Minhas cordas vocais entraram em coma. O ar parecia rarefeito.
- Eu... eu não sei! - Meu tom foi mais alto do que o de costume. - Me desculpe... eu...
- Sem desculpas! Só quero saber o que você pensa de verdade.
Ele inclinou o copo em minha direção.
- Não, obrigada - ele deu de ombros.
Segui meu caminho até a casa de Shane.
Algumas quadras depois vi uma silueta ereta apoiada sobre o batente de uma porta metálica, Shane sorriu ao me ver.
- Demorou. Aconteceu alguma coisa?
- Não. Nada aconteceu - respondi diretamente.
- Queenie, me olha nos olhos - me virei para ele. - Só ando preocupado com você. Parece que tem algo te incomodando.
Sua voz calma era acompanhada por um semblante franzido.
- Entre. Aqui fora está frio - Shane falou repentinamente.
O segui para dentro da casa. A casa dele era espaçosa e pouco iluminada, as janelas possuíam cortinas grossas que viviam fechadas, dessa vez não foi diferente. Seu irmão mais velho, Rob, estava sentado no sofá da sala, os olhos vidrados em algum jogo barulhento no vídeo game.
A mãe de Shane certamente era mais rigorosa com ele do que com o Rob. Me disseram que era porquê eles não queriam errar duas vezes.
- Escolhi o filme de hoje. Tem algum problema? - Ele avisou enquanto mexia no controle da TV.
- Assim como mês passado - murmurei.
- O que? - Ele perguntou. Não sabia identificar se estava incrédulo ou realmente não escutou.

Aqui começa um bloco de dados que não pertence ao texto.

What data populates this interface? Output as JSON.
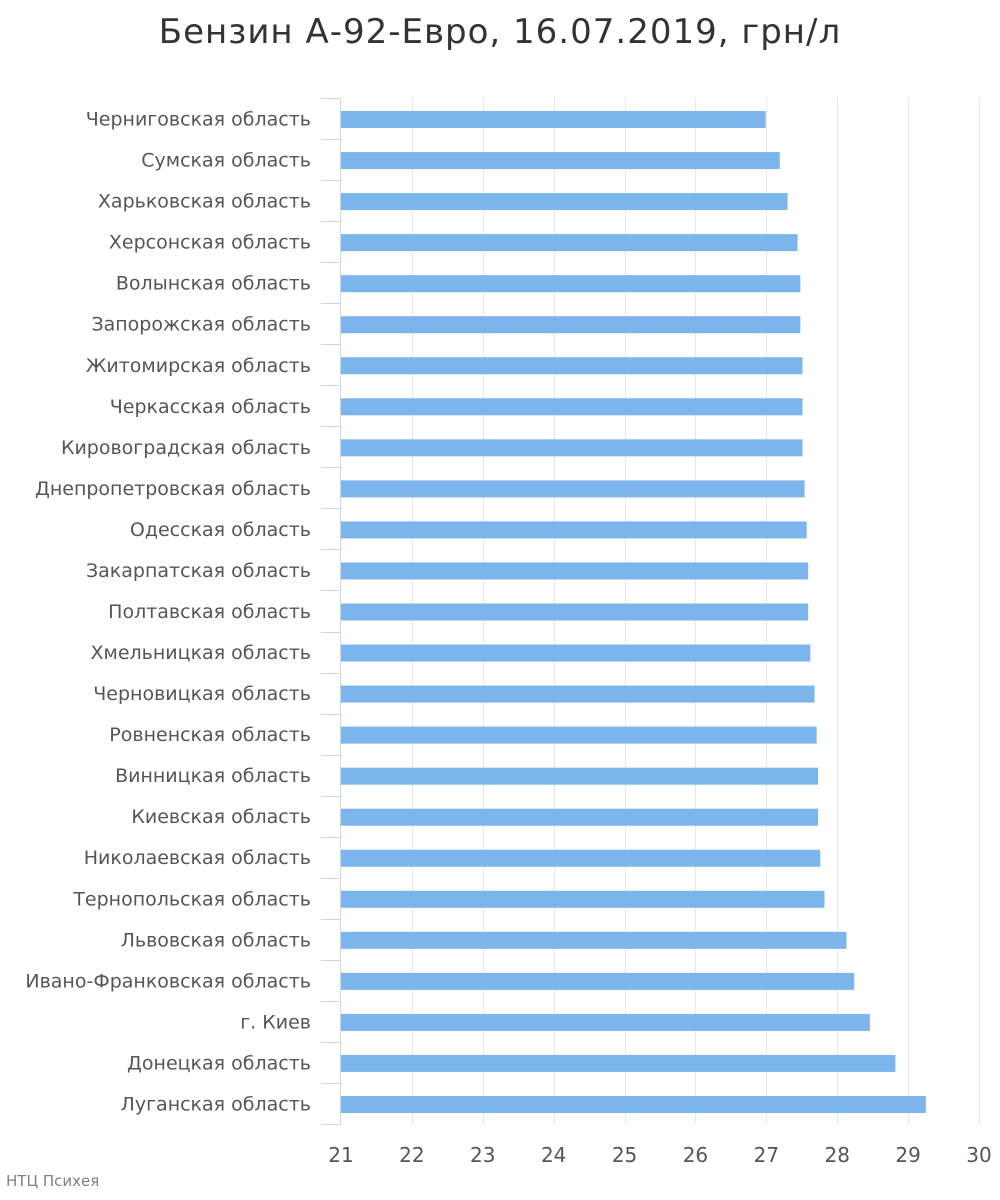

- Nada - respondi o mais rápido que pude.
Durante a noite todo não tocamos mais no assunto, ou melhor, não tocamos em assunto nenhum, apenas olhamos atentamente a tela, na verdade ele olhou atentamente e eu só esperei que acabasse aquela comédia romântica sem graça.
Entediada, pensei na pouca evolução do nosso relacionamento, apesar de perfeito era tudo tão superficial, mal nos comunicávamos ou até nos beijávamos.
"O que você pensa?" O que eu penso...
- Está tudo bem? - Shane me encarou.
Seu toque em meu ombro era leve, quase hesitante, nosso nível máximo de intimidade.
- Si-Sim - Ainda estava imersa em meus pensamentos.
Depois disso o filme não demorou muito pra acabar e eu ir embora.
- Até amanhã? - Shane se despediu de mim assim que chegamos na porta.
- Sim. - Respondi, comecei a me afastar.
- Não ganho um beijo de despedida?
Lhe dei um selinho rápido, como o de costume e voltei a minha atenção para rua.
Assim que perdi a casa de Shane de vista, senti olhares sobre mim, estava próxima a casa de Ian. O procurei no escuro do quintal mal cuidado e o avistei sentado na mesma cadeira, comendo algo.
- Voltando a essa hora pra casa? Talvez seu namoradinho não seja tão certinho assim - falou assim que passei por ele, contive um estranho sorriso.
- Ainda aqui do lado de fora? - Ele abriu um meio sorriso.
- Não acha que mamãe não está preocupada com a filhinha? - Provocou.
- Ela confia no Shane. - Rebati, me sentei ao seu lado em uma cadeira que parecia segura.
- Ela confia nele... e em você? - Indagou, me arrependi de ter passado por lá.
- É claro que ela confia. Quer dizer... ela nunca me disse diretamente, mas... mas eu acho que - fui grosseiramente interrompida.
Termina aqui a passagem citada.